A little more than a decade ago we had lunch, at the Four Seasons in New York, at an interesting crossroads moment in his life. His misguidedly ahead-of-its-time company TeleTV had shut down. He was unemployed, and charmingly at sea. He told me he was thinking about becoming a writer, that he had a sitcom in mind he wanted to develop. I was enthusiastic, in favor of 90-degree career turns on principle.
Not long afterward I was fired from my job as editor-in-chief of New York, and started writing novels. And not many months after that Howard re-enlisted in the executive corps, becoming president of Sony America. I know I made the right decision, and whenever I read about the fresh corporate hells in which Howard finds himself, I always wonder if he thinks he did.
February 28, 2007
So I found myself chatting with a U.S. Senator not long ago, a Democrat, and asked him about Hillary versus Obama.

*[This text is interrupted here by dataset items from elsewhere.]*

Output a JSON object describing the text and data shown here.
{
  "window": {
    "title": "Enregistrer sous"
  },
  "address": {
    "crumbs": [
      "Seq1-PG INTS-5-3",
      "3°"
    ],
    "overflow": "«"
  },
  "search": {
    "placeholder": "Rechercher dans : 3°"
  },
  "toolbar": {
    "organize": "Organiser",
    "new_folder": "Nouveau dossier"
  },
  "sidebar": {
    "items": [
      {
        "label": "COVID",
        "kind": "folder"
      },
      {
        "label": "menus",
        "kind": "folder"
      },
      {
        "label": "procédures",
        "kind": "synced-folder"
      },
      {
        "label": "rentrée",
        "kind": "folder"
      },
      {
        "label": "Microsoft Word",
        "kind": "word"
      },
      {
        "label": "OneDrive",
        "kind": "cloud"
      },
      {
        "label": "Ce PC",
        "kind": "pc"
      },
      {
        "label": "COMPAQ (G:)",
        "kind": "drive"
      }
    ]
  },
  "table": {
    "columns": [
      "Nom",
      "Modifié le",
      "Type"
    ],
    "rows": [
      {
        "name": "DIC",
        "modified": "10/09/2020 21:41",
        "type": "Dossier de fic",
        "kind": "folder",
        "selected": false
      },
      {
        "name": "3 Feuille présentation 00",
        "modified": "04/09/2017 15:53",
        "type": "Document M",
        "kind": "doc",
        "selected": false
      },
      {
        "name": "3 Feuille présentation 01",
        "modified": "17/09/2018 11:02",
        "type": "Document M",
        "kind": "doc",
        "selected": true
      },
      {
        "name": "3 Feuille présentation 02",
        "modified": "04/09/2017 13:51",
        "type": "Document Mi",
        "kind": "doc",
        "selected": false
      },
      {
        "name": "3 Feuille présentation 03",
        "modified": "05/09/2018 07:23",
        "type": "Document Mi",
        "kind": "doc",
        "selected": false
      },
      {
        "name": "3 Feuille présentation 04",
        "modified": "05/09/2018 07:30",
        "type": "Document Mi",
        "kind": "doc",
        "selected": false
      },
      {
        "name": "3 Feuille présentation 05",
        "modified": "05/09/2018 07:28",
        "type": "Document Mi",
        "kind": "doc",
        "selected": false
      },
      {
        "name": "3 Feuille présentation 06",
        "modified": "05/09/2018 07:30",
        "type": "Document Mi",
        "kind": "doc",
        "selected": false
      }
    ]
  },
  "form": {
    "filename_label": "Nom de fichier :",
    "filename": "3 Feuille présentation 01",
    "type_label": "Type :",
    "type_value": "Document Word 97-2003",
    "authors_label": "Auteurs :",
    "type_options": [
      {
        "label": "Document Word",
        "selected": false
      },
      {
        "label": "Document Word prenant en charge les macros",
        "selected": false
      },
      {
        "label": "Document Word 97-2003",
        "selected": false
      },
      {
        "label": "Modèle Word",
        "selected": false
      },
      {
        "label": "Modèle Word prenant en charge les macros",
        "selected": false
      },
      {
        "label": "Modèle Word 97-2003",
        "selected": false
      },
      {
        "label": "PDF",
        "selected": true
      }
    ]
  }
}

He likes them both. But because 2008 is “our year,” he said, he was for Mrs. Clinton — because she’s less likely than he to make campaign blunders.
But if Democrats have such a strong shot, I asked, why not go for it, and use the alignment of the stars to nominate the candidate whom we’d be thrilled (as opposed to content) to elect?
He didn’t really answer. Instead, he said, “In private, Hillary is warm, really different than she comes across in big public situations.”
But that, I said, is exactly what friends of Al Gore said in 2000, and friends of John Kerry in 2004. For all I know friend of Mike Dukakis said the same thing in 1988.
“Oh, John Kerry! Please. He’s one of the biggest assholes in the U.S. Senate!”